The European Commission said Monday that it concluded exploratory talks with Moderna for an initial purchase of 80 million doses of the company’s mRNA vaccine candidate against SARS-CoV-2. The contractual framework would also provide an option for EU member states to purchase an additional 80 million doses for a total of up to 160 million doses.
Moderna is the fifth company with which the Commission has concluded talks, following previous negotiations with Sanofi and partner GlaxoSmithKline, Johnson & Johnson and CureVac, and the signing of an advance purchase deal recently with AstraZeneca. Ursula von der Leyen, president of the European Commission, said “we continue talks with other companies, as we want to make sure that vaccines are rapidly available on the market.”
Recent US supply deal
Moderna said it was working with manufacturing partners like Lonza and Laboratorios Farmacéuticos ROVI to produce the vaccine outside the US. The company recently reached a $1.5-billion deal with the US to supply 100 million doses of mRNA-1273, including incentive payments for timely delivery. That agreement also includes an option to purchase up to another 400 million doses.
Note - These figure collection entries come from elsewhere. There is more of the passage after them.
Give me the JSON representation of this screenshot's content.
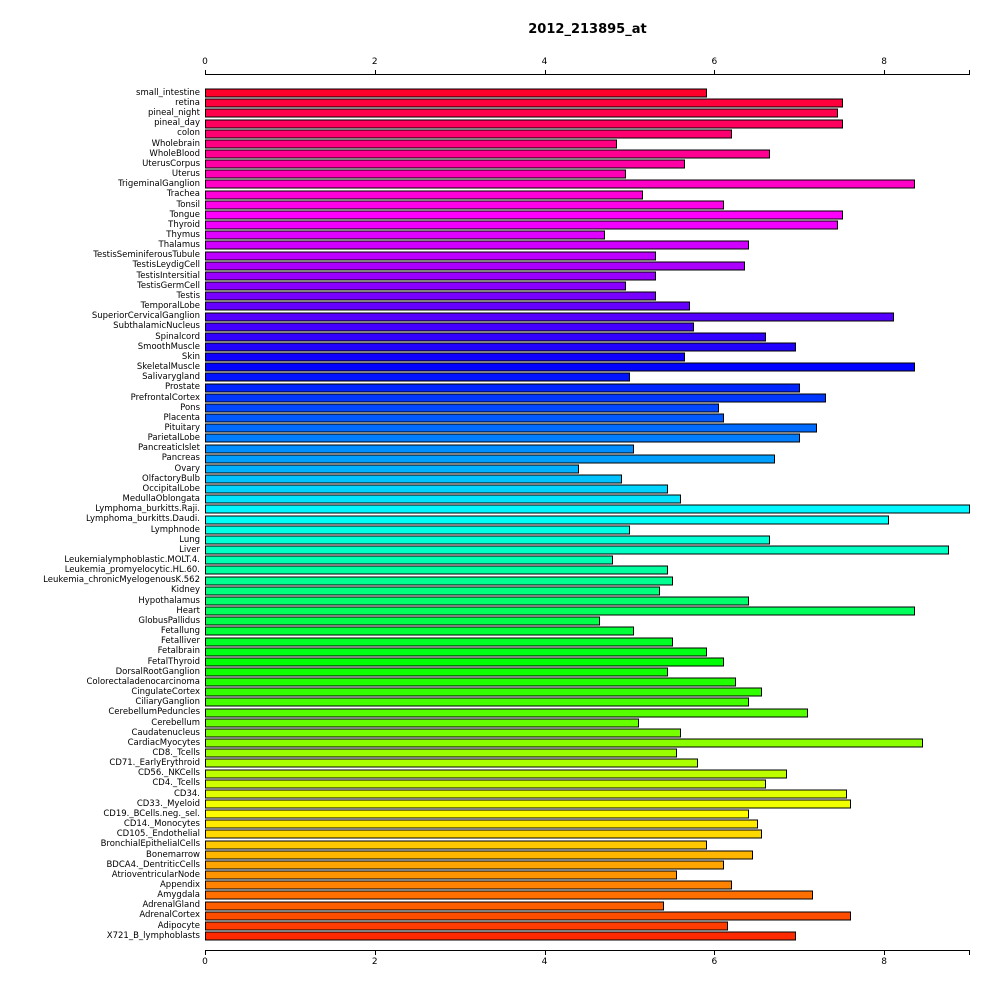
{
  "chart_data": {
    "type": "bar",
    "orientation": "horizontal",
    "title": "2012_213895_at",
    "xlabel": "",
    "ylabel": "",
    "xlim": [
      0,
      9
    ],
    "x_ticks": [
      0,
      2,
      4,
      6,
      8
    ],
    "grid": false,
    "legend": "none",
    "palette": {
      "type": "reversed-rainbow",
      "hue_start": 350,
      "hue_end": 10,
      "saturation": 100,
      "lightness": 50,
      "bar_border": "#000000",
      "axis_color": "#000000",
      "background": "#ffffff"
    },
    "categories": [
      "small_intestine",
      "retina",
      "pineal_night",
      "pineal_day",
      "colon",
      "Wholebrain",
      "WholeBlood",
      "UterusCorpus",
      "Uterus",
      "TrigeminalGanglion",
      "Trachea",
      "Tonsil",
      "Tongue",
      "Thyroid",
      "Thymus",
      "Thalamus",
      "TestisSeminiferousTubule",
      "TestisLeydigCell",
      "TestisIntersitial",
      "TestisGermCell",
      "Testis",
      "TemporalLobe",
      "SuperiorCervicalGanglion",
      "SubthalamicNucleus",
      "Spinalcord",
      "SmoothMuscle",
      "Skin",
      "SkeletalMuscle",
      "Salivarygland",
      "Prostate",
      "PrefrontalCortex",
      "Pons",
      "Placenta",
      "Pituitary",
      "ParietalLobe",
      "PancreaticIslet",
      "Pancreas",
      "Ovary",
      "OlfactoryBulb",
      "OccipitalLobe",
      "MedullaOblongata",
      "Lymphoma_burkitts.Raji.",
      "Lymphoma_burkitts.Daudi.",
      "Lymphnode",
      "Lung",
      "Liver",
      "Leukemialymphoblastic.MOLT.4.",
      "Leukemia_promyelocytic.HL.60.",
      "Leukemia_chronicMyelogenousK.562",
      "Kidney",
      "Hypothalamus",
      "Heart",
      "GlobusPallidus",
      "Fetallung",
      "Fetalliver",
      "Fetalbrain",
      "FetalThyroid",
      "DorsalRootGanglion",
      "Colorectaladenocarcinoma",
      "CingulateCortex",
      "CiliaryGanglion",
      "CerebellumPeduncles",
      "Cerebellum",
      "Caudatenucleus",
      "CardiacMyocytes",
      "CD8._Tcells",
      "CD71._EarlyErythroid",
      "CD56._NKCells",
      "CD4._Tcells",
      "CD34.",
      "CD33._Myeloid",
      "CD19._BCells.neg._sel.",
      "CD14._Monocytes",
      "CD105._Endothelial",
      "BronchialEpithelialCells",
      "Bonemarrow",
      "BDCA4._DentriticCells",
      "AtrioventricularNode",
      "Appendix",
      "Amygdala",
      "AdrenalGland",
      "AdrenalCortex",
      "Adipocyte",
      "X721_B_lymphoblasts"
    ],
    "values": [
      5.9,
      7.5,
      7.45,
      7.5,
      6.2,
      4.85,
      6.65,
      5.65,
      4.95,
      8.35,
      5.15,
      6.1,
      7.5,
      7.45,
      4.7,
      6.4,
      5.3,
      6.35,
      5.3,
      4.95,
      5.3,
      5.7,
      8.1,
      5.75,
      6.6,
      6.95,
      5.65,
      8.35,
      5.0,
      7.0,
      7.3,
      6.05,
      6.1,
      7.2,
      7.0,
      5.05,
      6.7,
      4.4,
      4.9,
      5.45,
      5.6,
      9.0,
      8.05,
      5.0,
      6.65,
      8.75,
      4.8,
      5.45,
      5.5,
      5.35,
      6.4,
      8.35,
      4.65,
      5.05,
      5.5,
      5.9,
      6.1,
      5.45,
      6.25,
      6.55,
      6.4,
      7.1,
      5.1,
      5.6,
      8.45,
      5.55,
      5.8,
      6.85,
      6.6,
      7.55,
      7.6,
      6.4,
      6.5,
      6.55,
      5.9,
      6.45,
      6.1,
      5.55,
      6.2,
      7.15,
      5.4,
      7.6,
      6.15,
      6.95
    ]
  }
}
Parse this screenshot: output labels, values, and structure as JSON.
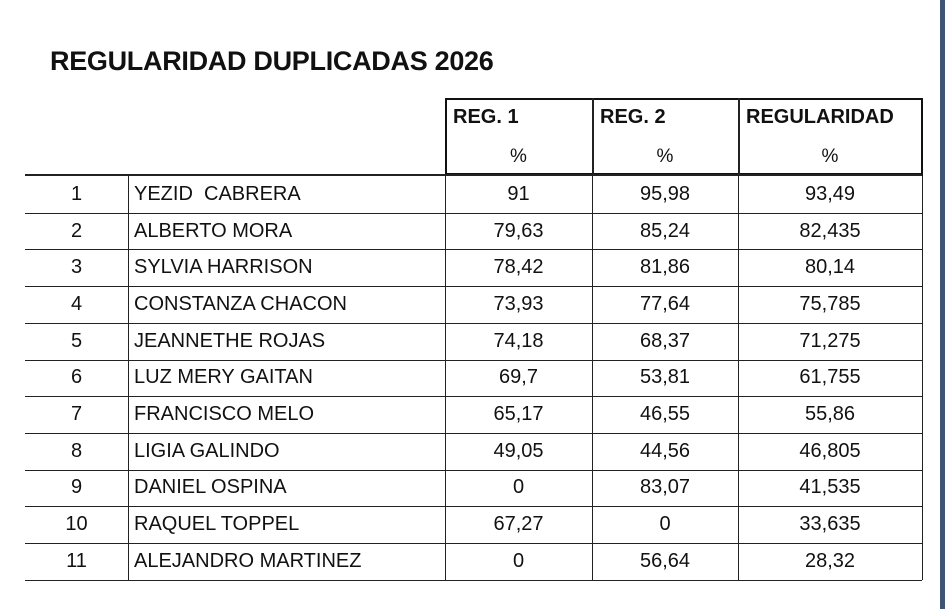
{
  "title": "REGULARIDAD DUPLICADAS 2026",
  "table": {
    "columns": [
      {
        "label": "REG. 1",
        "unit": "%"
      },
      {
        "label": "REG. 2",
        "unit": "%"
      },
      {
        "label": "REGULARIDAD",
        "unit": "%"
      }
    ],
    "rows": [
      [
        "1",
        "YEZID  CABRERA",
        "91",
        "95,98",
        "93,49"
      ],
      [
        "2",
        "ALBERTO MORA",
        "79,63",
        "85,24",
        "82,435"
      ],
      [
        "3",
        "SYLVIA HARRISON",
        "78,42",
        "81,86",
        "80,14"
      ],
      [
        "4",
        "CONSTANZA CHACON",
        "73,93",
        "77,64",
        "75,785"
      ],
      [
        "5",
        "JEANNETHE ROJAS",
        "74,18",
        "68,37",
        "71,275"
      ],
      [
        "6",
        "LUZ MERY GAITAN",
        "69,7",
        "53,81",
        "61,755"
      ],
      [
        "7",
        "FRANCISCO MELO",
        "65,17",
        "46,55",
        "55,86"
      ],
      [
        "8",
        "LIGIA GALINDO",
        "49,05",
        "44,56",
        "46,805"
      ],
      [
        "9",
        "DANIEL OSPINA",
        "0",
        "83,07",
        "41,535"
      ],
      [
        "10",
        "RAQUEL TOPPEL",
        "67,27",
        "0",
        "33,635"
      ],
      [
        "11",
        "ALEJANDRO MARTINEZ",
        "0",
        "56,64",
        "28,32"
      ]
    ]
  }
}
Last month, an interim analysis of a phase 1 study found that mRNA-1273 induced “robust” neutralising antibody titers in all 45 study subjects, and also elicited T-cell responses, while producing only mild-to-moderate side effects, typically after the second dose. Meanwhile, a phase 3 trial got under way recently, and is testing the candidate vaccine against placebo in approximately 30,000 participants. On Monday, Moderna indicated that the late-stage study is on track to complete in September.
It also reiterated that it is scaling up global manufacturing of the vaccine to be able to deliver approximately 500 million doses per year and possibly up to 1 billion doses per year, beginning in 2021.